3

In the paper: Reinforcement learning methods for continuous-time Markov decision problems, the authors provide the following update rule for the Q-learning algorithm, when applied to Semi-Markov Decision Processes (SMDPs):

$Q^{(k+1)}(x,a) = Q^{(k)}(x,a) + \alpha_k [ \frac{1-e^{-\beta \tau}}{\beta}r(x,y,a) + e^{-\beta \tau} max_{a'} Q^{(k)}(y,a) - Q^{(k)}(x,a) ] $

where $\alpha_k$ is the learning rate, $\beta$ is the continuous time discount factor and $\tau$ is the time taken to transition from state $x$ to state $y$.
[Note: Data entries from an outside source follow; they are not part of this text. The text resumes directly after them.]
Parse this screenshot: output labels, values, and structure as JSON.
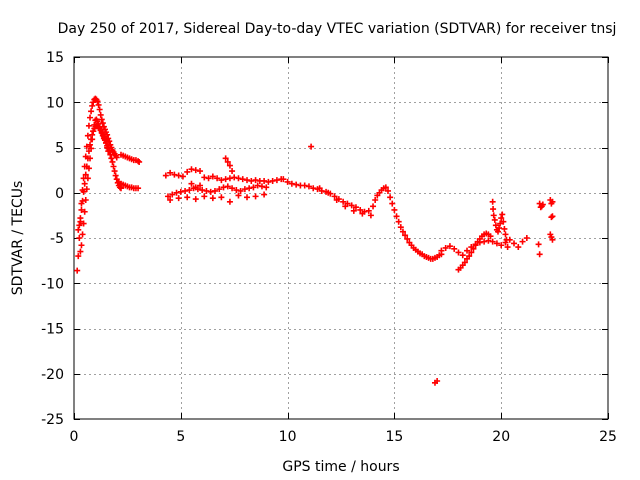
{
  "chart_data": {
    "type": "scatter",
    "title": "Day 250 of 2017, Sidereal Day-to-day VTEC variation (SDTVAR) for receiver tnsj",
    "xlabel": "GPS time / hours",
    "ylabel": "SDTVAR / TECUs",
    "xlim": [
      0,
      25
    ],
    "ylim": [
      -25,
      15
    ],
    "xticks": [
      "0",
      "5",
      "10",
      "15",
      "20",
      "25"
    ],
    "yticks": [
      "15",
      "10",
      "5",
      "0",
      "-5",
      "-10",
      "-15",
      "-20",
      "-25"
    ],
    "grid": true,
    "marker": "plus",
    "color": "#ff0000",
    "series": [
      {
        "name": "SDTVAR",
        "x": [
          0.15,
          0.2,
          0.25,
          0.3,
          0.35,
          0.4,
          0.45,
          0.5,
          0.55,
          0.6,
          0.65,
          0.7,
          0.75,
          0.8,
          0.85,
          0.9,
          0.95,
          1.0,
          1.05,
          1.1,
          1.15,
          1.2,
          1.25,
          1.3,
          1.35,
          1.4,
          1.45,
          1.5,
          1.55,
          1.6,
          1.65,
          1.7,
          1.75,
          1.8,
          1.85,
          1.9,
          1.95,
          2.0,
          0.3,
          0.35,
          0.4,
          0.45,
          0.5,
          0.55,
          0.6,
          0.65,
          0.7,
          0.75,
          0.8,
          0.85,
          0.9,
          0.95,
          1.0,
          1.05,
          1.1,
          1.15,
          1.2,
          1.25,
          1.3,
          1.35,
          1.4,
          1.45,
          1.5,
          1.55,
          1.6,
          1.65,
          1.7,
          1.75,
          1.8,
          1.85,
          1.9,
          1.95,
          2.0,
          2.05,
          2.1,
          2.15,
          2.2,
          0.2,
          0.25,
          0.3,
          0.35,
          0.4,
          0.45,
          0.5,
          0.55,
          0.6,
          0.65,
          0.7,
          0.75,
          0.8,
          0.85,
          0.9,
          0.95,
          1.0,
          1.05,
          1.1,
          1.15,
          1.2,
          1.25,
          1.3,
          1.35,
          1.4,
          1.45,
          1.5,
          1.55,
          1.6,
          2.2,
          2.3,
          2.4,
          2.5,
          2.6,
          2.7,
          2.8,
          2.9,
          3.0,
          3.05,
          2.1,
          2.2,
          2.3,
          2.4,
          2.5,
          2.6,
          2.7,
          2.8,
          2.9,
          3.0,
          4.3,
          4.5,
          4.7,
          4.9,
          5.1,
          5.3,
          5.5,
          5.7,
          5.9,
          6.1,
          6.3,
          6.5,
          6.7,
          6.9,
          7.1,
          7.3,
          7.5,
          7.7,
          7.9,
          8.1,
          8.3,
          8.5,
          8.7,
          8.9,
          9.1,
          9.3,
          9.5,
          9.7,
          4.4,
          4.6,
          4.8,
          5.0,
          5.2,
          5.4,
          5.6,
          5.8,
          6.0,
          6.2,
          6.4,
          6.6,
          6.8,
          7.0,
          7.2,
          7.4,
          7.6,
          7.8,
          8.0,
          8.2,
          8.4,
          8.6,
          8.8,
          9.0,
          4.5,
          4.9,
          5.3,
          5.7,
          6.1,
          6.5,
          6.9,
          7.3,
          7.7,
          8.1,
          8.5,
          8.9,
          5.5,
          5.7,
          5.9,
          7.1,
          7.2,
          7.3,
          7.4,
          9.8,
          10.0,
          10.2,
          10.4,
          10.6,
          10.8,
          11.0,
          11.2,
          11.4,
          11.6,
          11.8,
          12.0,
          12.2,
          12.4,
          12.6,
          12.8,
          13.0,
          13.2,
          13.4,
          13.6,
          13.8,
          14.0,
          14.1,
          14.2,
          14.3,
          14.4,
          14.5,
          14.6,
          14.7,
          14.8,
          14.9,
          15.0,
          15.1,
          15.2,
          15.3,
          15.4,
          15.5,
          15.6,
          15.7,
          15.8,
          15.9,
          16.0,
          16.1,
          16.2,
          16.3,
          16.4,
          16.5,
          16.6,
          16.7,
          16.8,
          16.9,
          17.0,
          17.1,
          17.2,
          11.5,
          11.9,
          12.3,
          12.7,
          13.1,
          13.5,
          13.9,
          17.2,
          17.4,
          17.6,
          17.8,
          18.0,
          18.2,
          18.4,
          18.6,
          18.8,
          19.0,
          19.2,
          19.4,
          19.6,
          19.8,
          20.0,
          20.2,
          20.4,
          20.6,
          20.8,
          21.0,
          21.2,
          18.0,
          18.1,
          18.2,
          18.3,
          18.4,
          18.5,
          18.6,
          18.7,
          18.8,
          18.9,
          19.0,
          19.1,
          19.2,
          19.3,
          19.4,
          19.5,
          19.6,
          19.62,
          19.65,
          19.7,
          19.75,
          19.8,
          19.85,
          19.9,
          19.95,
          20.0,
          20.05,
          20.1,
          20.15,
          20.2,
          20.25,
          20.3,
          21.8,
          21.85,
          21.9,
          21.95,
          21.75,
          21.8,
          22.3,
          22.35,
          22.4,
          22.3,
          22.35,
          22.4,
          22.35,
          22.4,
          11.1,
          16.9,
          17.0
        ],
        "y": [
          -8.6,
          -7.0,
          -5.0,
          -3.2,
          -1.2,
          0.3,
          1.6,
          2.9,
          4.0,
          5.1,
          6.3,
          7.4,
          8.3,
          9.0,
          9.6,
          10.0,
          10.3,
          10.4,
          10.3,
          10.1,
          9.7,
          9.2,
          8.6,
          8.1,
          7.7,
          7.3,
          7.0,
          6.7,
          6.4,
          6.0,
          5.7,
          5.3,
          5.0,
          4.7,
          4.5,
          4.3,
          4.1,
          3.9,
          -6.5,
          -5.8,
          -4.6,
          -3.4,
          -2.1,
          -0.8,
          0.4,
          1.6,
          2.7,
          3.8,
          4.9,
          5.9,
          6.8,
          7.5,
          8.0,
          8.1,
          7.9,
          7.6,
          7.2,
          6.9,
          6.6,
          6.3,
          6.0,
          5.8,
          5.5,
          5.2,
          4.9,
          4.6,
          4.2,
          3.8,
          3.4,
          2.9,
          2.4,
          1.9,
          1.5,
          1.1,
          0.8,
          0.6,
          0.5,
          -4.1,
          -3.6,
          -2.8,
          -1.9,
          -0.9,
          0.1,
          1.0,
          2.0,
          2.9,
          3.8,
          4.6,
          5.3,
          5.9,
          6.4,
          6.8,
          7.1,
          7.3,
          7.4,
          7.4,
          7.3,
          7.1,
          6.9,
          6.7,
          6.5,
          6.2,
          5.9,
          5.5,
          5.0,
          4.6,
          4.2,
          4.1,
          4.0,
          3.9,
          3.8,
          3.7,
          3.6,
          3.6,
          3.5,
          3.4,
          1.2,
          1.0,
          0.9,
          0.8,
          0.7,
          0.6,
          0.6,
          0.5,
          0.5,
          0.5,
          1.9,
          2.2,
          2.0,
          1.9,
          1.8,
          2.3,
          2.6,
          2.5,
          2.4,
          1.7,
          1.6,
          1.8,
          1.6,
          1.4,
          1.5,
          1.6,
          1.7,
          1.6,
          1.5,
          1.4,
          1.3,
          1.4,
          1.3,
          1.3,
          1.2,
          1.3,
          1.4,
          1.5,
          -0.4,
          -0.2,
          0.0,
          0.1,
          0.2,
          0.3,
          0.5,
          0.4,
          0.3,
          0.2,
          0.1,
          0.2,
          0.4,
          0.6,
          0.7,
          0.5,
          0.3,
          0.2,
          0.4,
          0.5,
          0.6,
          0.8,
          0.7,
          0.6,
          -0.8,
          -0.6,
          -0.5,
          -0.7,
          -0.4,
          -0.6,
          -0.5,
          -1.0,
          -0.3,
          -0.5,
          -0.4,
          -0.2,
          1.0,
          0.6,
          0.8,
          3.8,
          3.4,
          3.0,
          2.4,
          1.5,
          1.2,
          1.0,
          0.9,
          0.8,
          0.8,
          0.7,
          0.5,
          0.4,
          0.2,
          0.1,
          -0.1,
          -0.4,
          -0.7,
          -1.0,
          -1.2,
          -1.4,
          -1.6,
          -1.9,
          -2.1,
          -2.0,
          -1.5,
          -0.8,
          -0.3,
          0.0,
          0.3,
          0.5,
          0.6,
          0.2,
          -0.5,
          -1.2,
          -1.9,
          -2.6,
          -3.2,
          -3.8,
          -4.3,
          -4.7,
          -5.1,
          -5.5,
          -5.8,
          -6.1,
          -6.3,
          -6.5,
          -6.7,
          -6.8,
          -7.0,
          -7.1,
          -7.2,
          -7.3,
          -7.3,
          -7.2,
          -7.1,
          -6.9,
          -6.8,
          0.5,
          0.0,
          -0.8,
          -1.5,
          -2.0,
          -2.3,
          -2.5,
          -6.4,
          -6.1,
          -5.9,
          -6.2,
          -6.6,
          -6.9,
          -6.4,
          -6.0,
          -5.7,
          -5.5,
          -5.4,
          -5.3,
          -5.4,
          -5.6,
          -5.8,
          -5.5,
          -5.2,
          -5.6,
          -6.0,
          -5.4,
          -5.0,
          -8.5,
          -8.3,
          -8.0,
          -7.7,
          -7.3,
          -7.0,
          -6.6,
          -6.2,
          -5.8,
          -5.4,
          -5.1,
          -4.8,
          -4.6,
          -4.5,
          -4.6,
          -4.8,
          -1.0,
          -1.8,
          -2.5,
          -3.0,
          -3.6,
          -4.1,
          -4.3,
          -3.9,
          -3.4,
          -2.8,
          -2.4,
          -3.2,
          -4.0,
          -4.6,
          -5.2,
          -6.0,
          -1.2,
          -1.6,
          -1.5,
          -1.3,
          -5.7,
          -6.8,
          -0.8,
          -1.2,
          -1.0,
          -4.6,
          -4.9,
          -5.2,
          -2.7,
          -2.6,
          5.1,
          -21.0,
          -20.8
        ]
      }
    ]
  }
}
It is not clear to me what is the relationship between the sampled reward $r(x,y,a)$ and the reward rate $\rho(x,a)$ specified in the objective function $\mathbb{E}[ \int_{0}^{\infty} e^{-\beta t}\rho(x(t),a(t)) dt ]$.
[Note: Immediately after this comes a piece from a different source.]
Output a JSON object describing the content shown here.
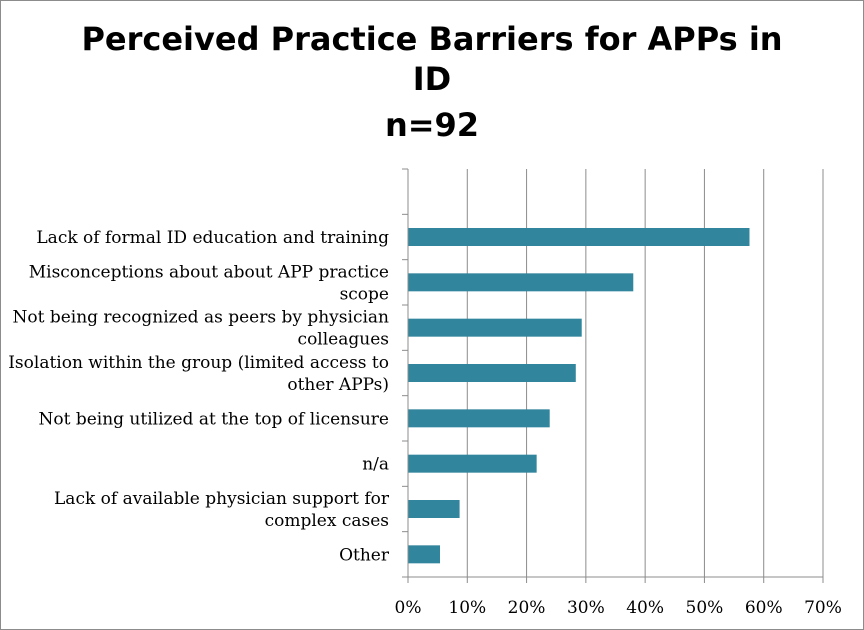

In particular, how do they determine $r(x,y,a)$ in the experiments in Section 6? In this experiment, they consider a routing problem in an M/M/2 queuing system, where the reward rate is: $c_1 n_1(t) + c_2 n_2(t)$. $c_1$ and $c_2$ are scalar cost factors and $n_1(t)$ and $n_2(t)$ are the number of customers in queue 1 and 2, respectively.